Nova estrutura institucional
A prática nos hospitais é definida como um lugar próprio para o louco dentro da sociedade burguesa em vias de se estabelecer

Fonte: Castel (1978, p. 10)

Para justificar a permanência do louco nos locais, era necessária uma justificação congruente com o novo contexto social, cujo lema passou a ser a liberdade, igualdade e fraternidade. Esses locais eram vistos como símbolo do poder despótico (SPRÍCIGO, 2001).

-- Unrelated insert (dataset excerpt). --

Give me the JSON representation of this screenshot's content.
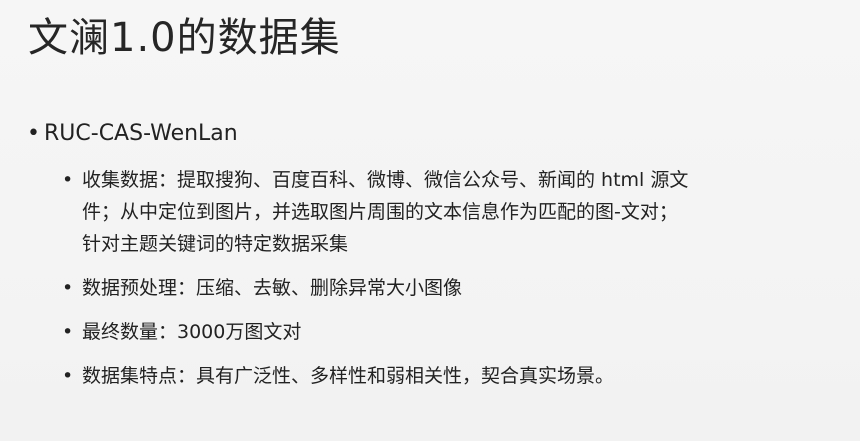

Com a nova ordem burguesa, começa a existir a necessidade de que o todo social seja ordenado por contrato, possibilitando um espaço autônomo necessário ao livre desenvolvimento de uma economia de mercado. Ao Estado, compete a vigilância da realização do acordado, fazendo prevalecer a liberdade dos cidadãos, os contratos firmados acerca da propriedade privada e a livre realização das trocas sob as leis de mercado. Sua função é garantir as premissas da legislação, somente intervindo quando é colocada em risco a estrutura contratual da sociedade. É nesta matriz que o louco não encontra o seu lugar, sendo necessário impor-lhe um estatuto (SPRÍCIGO, 2001).

O estatuto jurídico é alcançado através da promulgação pela Assembléia Constituinte, em 1838, na França, do regime dos insensatos. A justificativa para o internamento, além da esfera jurídica, vai sendo produzida à medida que se desenvolve a ideia de que a reclusão é capaz de eliminar a loucura (CASTEL, 1978).